A key means of tying resource-hungry China to Russia is energy.
In mid-February, Russia launched a new oil terminal on its Pacific coast at a ceremony overseen by Prime Minister Vladimir Putin.
“This is the completion of one of the biggest projects in contemporary Russia. This is a strategic project because it allows [us] to come to new markets, the growing Asia-Pacific markets," Putin said at the opening.
The terminal accepts oil from the East-Siberia Pacific Ocean pipeline (ESPO) — a $26 billion project that figures among the country’s most expensive infrastructure projects ever. Its first branch was opened last year, and a second branch, which would bring daily exports to 600,000 barrels of oil per day, is slated to be completed in 2014, though analysts consider that optimistic.
Russia has increasingly been turning its energy attention eastward, not least because of the realization that, in the future, Europe and North America will likely not need all the oil, and particularly the gas, that Russia has to offer. Politicized energy spats have prompted Europe to devote more resources to seeking alternate sources, while new technology has vastly increased gas production in the U.S. in recent months.

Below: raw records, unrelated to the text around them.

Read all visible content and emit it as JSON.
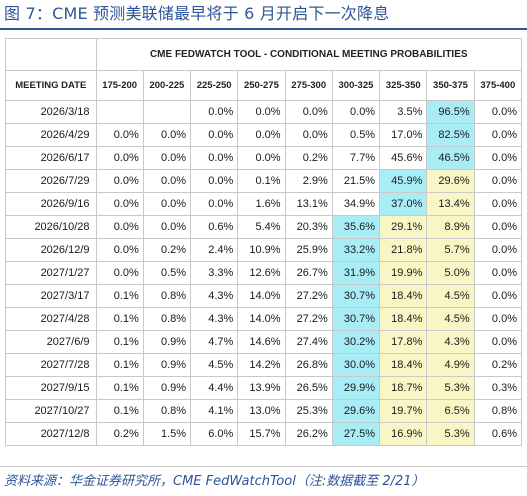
{
  "title": "图 7：CME 预测美联储最早将于 6 月开启下一次降息",
  "table_title": "CME FEDWATCH TOOL - CONDITIONAL MEETING PROBABILITIES",
  "columns": [
    "MEETING DATE",
    "175-200",
    "200-225",
    "225-250",
    "250-275",
    "275-300",
    "300-325",
    "325-350",
    "350-375",
    "375-400"
  ],
  "rows": [
    {
      "date": "2026/3/18",
      "values": [
        "",
        "",
        "0.0%",
        "0.0%",
        "0.0%",
        "0.0%",
        "3.5%",
        "96.5%",
        "0.0%"
      ]
    },
    {
      "date": "2026/4/29",
      "values": [
        "0.0%",
        "0.0%",
        "0.0%",
        "0.0%",
        "0.0%",
        "0.5%",
        "17.0%",
        "82.5%",
        "0.0%"
      ]
    },
    {
      "date": "2026/6/17",
      "values": [
        "0.0%",
        "0.0%",
        "0.0%",
        "0.0%",
        "0.2%",
        "7.7%",
        "45.6%",
        "46.5%",
        "0.0%"
      ]
    },
    {
      "date": "2026/7/29",
      "values": [
        "0.0%",
        "0.0%",
        "0.0%",
        "0.1%",
        "2.9%",
        "21.5%",
        "45.9%",
        "29.6%",
        "0.0%"
      ]
    },
    {
      "date": "2026/9/16",
      "values": [
        "0.0%",
        "0.0%",
        "0.0%",
        "1.6%",
        "13.1%",
        "34.9%",
        "37.0%",
        "13.4%",
        "0.0%"
      ]
    },
    {
      "date": "2026/10/28",
      "values": [
        "0.0%",
        "0.0%",
        "0.6%",
        "5.4%",
        "20.3%",
        "35.6%",
        "29.1%",
        "8.9%",
        "0.0%"
      ]
    },
    {
      "date": "2026/12/9",
      "values": [
        "0.0%",
        "0.2%",
        "2.4%",
        "10.9%",
        "25.9%",
        "33.2%",
        "21.8%",
        "5.7%",
        "0.0%"
      ]
    },
    {
      "date": "2027/1/27",
      "values": [
        "0.0%",
        "0.5%",
        "3.3%",
        "12.6%",
        "26.7%",
        "31.9%",
        "19.9%",
        "5.0%",
        "0.0%"
      ]
    },
    {
      "date": "2027/3/17",
      "values": [
        "0.1%",
        "0.8%",
        "4.3%",
        "14.0%",
        "27.2%",
        "30.7%",
        "18.4%",
        "4.5%",
        "0.0%"
      ]
    },
    {
      "date": "2027/4/28",
      "values": [
        "0.1%",
        "0.8%",
        "4.3%",
        "14.0%",
        "27.2%",
        "30.7%",
        "18.4%",
        "4.5%",
        "0.0%"
      ]
    },
    {
      "date": "2027/6/9",
      "values": [
        "0.1%",
        "0.9%",
        "4.7%",
        "14.6%",
        "27.4%",
        "30.2%",
        "17.8%",
        "4.3%",
        "0.0%"
      ]
    },
    {
      "date": "2027/7/28",
      "values": [
        "0.1%",
        "0.9%",
        "4.5%",
        "14.2%",
        "26.8%",
        "30.0%",
        "18.4%",
        "4.9%",
        "0.2%"
      ]
    },
    {
      "date": "2027/9/15",
      "values": [
        "0.1%",
        "0.9%",
        "4.4%",
        "13.9%",
        "26.5%",
        "29.9%",
        "18.7%",
        "5.3%",
        "0.3%"
      ]
    },
    {
      "date": "2027/10/27",
      "values": [
        "0.1%",
        "0.8%",
        "4.1%",
        "13.0%",
        "25.3%",
        "29.6%",
        "19.7%",
        "6.5%",
        "0.8%"
      ]
    },
    {
      "date": "2027/12/8",
      "values": [
        "0.2%",
        "1.5%",
        "6.0%",
        "15.7%",
        "26.2%",
        "27.5%",
        "16.9%",
        "5.3%",
        "0.6%"
      ]
    }
  ],
  "highlights": {
    "cyan": [
      [
        0,
        7
      ],
      [
        1,
        7
      ],
      [
        2,
        7
      ],
      [
        3,
        6
      ],
      [
        4,
        6
      ],
      [
        5,
        5
      ],
      [
        6,
        5
      ],
      [
        7,
        5
      ],
      [
        8,
        5
      ],
      [
        9,
        5
      ],
      [
        10,
        5
      ],
      [
        11,
        5
      ],
      [
        12,
        5
      ],
      [
        13,
        5
      ],
      [
        14,
        5
      ]
    ],
    "yellow": [
      [
        1,
        7
      ],
      [
        2,
        7
      ],
      [
        3,
        7
      ],
      [
        4,
        7
      ],
      [
        5,
        6
      ],
      [
        5,
        7
      ],
      [
        6,
        6
      ],
      [
        6,
        7
      ],
      [
        7,
        6
      ],
      [
        7,
        7
      ],
      [
        8,
        6
      ],
      [
        8,
        7
      ],
      [
        9,
        6
      ],
      [
        9,
        7
      ],
      [
        10,
        6
      ],
      [
        10,
        7
      ],
      [
        11,
        6
      ],
      [
        11,
        7
      ],
      [
        12,
        6
      ],
      [
        12,
        7
      ],
      [
        13,
        6
      ],
      [
        13,
        7
      ],
      [
        14,
        6
      ],
      [
        14,
        7
      ]
    ]
  },
  "colors": {
    "title": "#2e5597",
    "cyan": "#a8ecf6",
    "yellow": "#f8f6c4",
    "border": "#c9c9c9"
  },
  "source": "资料来源：华金证券研究所，CME FedWatchTool（注:数据截至 2/21）"
}
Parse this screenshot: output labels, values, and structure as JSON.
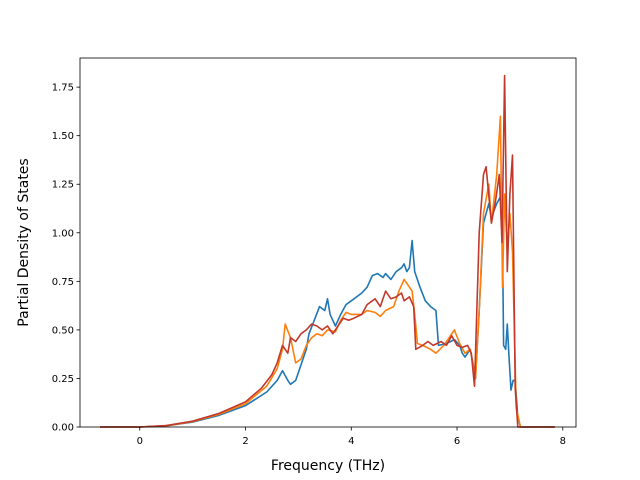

“Russia developing its relationship with Asia is partly about creating a counterpoint to its energy trade negotiations with the West,” said John Webb, the director of Russian and Caspian Energy at the IHS CERA, an energy consultancy.
“The drivers for ESPO appear to be primarily strategic as opposed to commercial,” he added. “It’s also about development of this sprawling and sparsely populated part of Russia – that’s been a long-standing goal.”
Negotiations over gas have proven trickier than those over oil. Despite years of talks, Russia and China have failed to conclude a deal, as the two tough negotiators continue to haggle over price.
Instead, China has turned to more malleable partners in Central Asia, opening last year its first ever overland gas pipeline, from Turkmenistan. Indeed, China’s influence can be felt throughout the region, as it pushes investment projects in infrastructure and natural resources. Some analysts fear that could be one flashpoint for Moscow and Beijing.
Another flashpoint could be the Arctic. A report by the Stockholm International Peace Research Institute released earlier this month said China had begun directing funds towards polar research, hoping to take advantage of melting ice that has given way to greater sea routes. Russia is already embroiled in a spat with the U.S., Canada, Norway and Denmark over Arctic territorial claims.
Yet, for now, China and Russia more often presented a united front to the West, particularly through the United Nations Security Council, where they stand together on issues like resistance to sanctions against Iran. They have also banded together to discourage use of the dollar, and last year said they would boost bilateral trade in rubles and yuan.
For now, it’s a strategy that is working. “Both sides are claiming there is the best relationship ever between Russia and China,” noted Lukyanov. Yet he worried about the longterm: “So far, I don’t see many signs of a well thought-out strategy, vis-a-vis not only China, but generally what Russia wants to achieve in Asia, especially since Asia is seen now as the main arena for 21st century political and economic development.”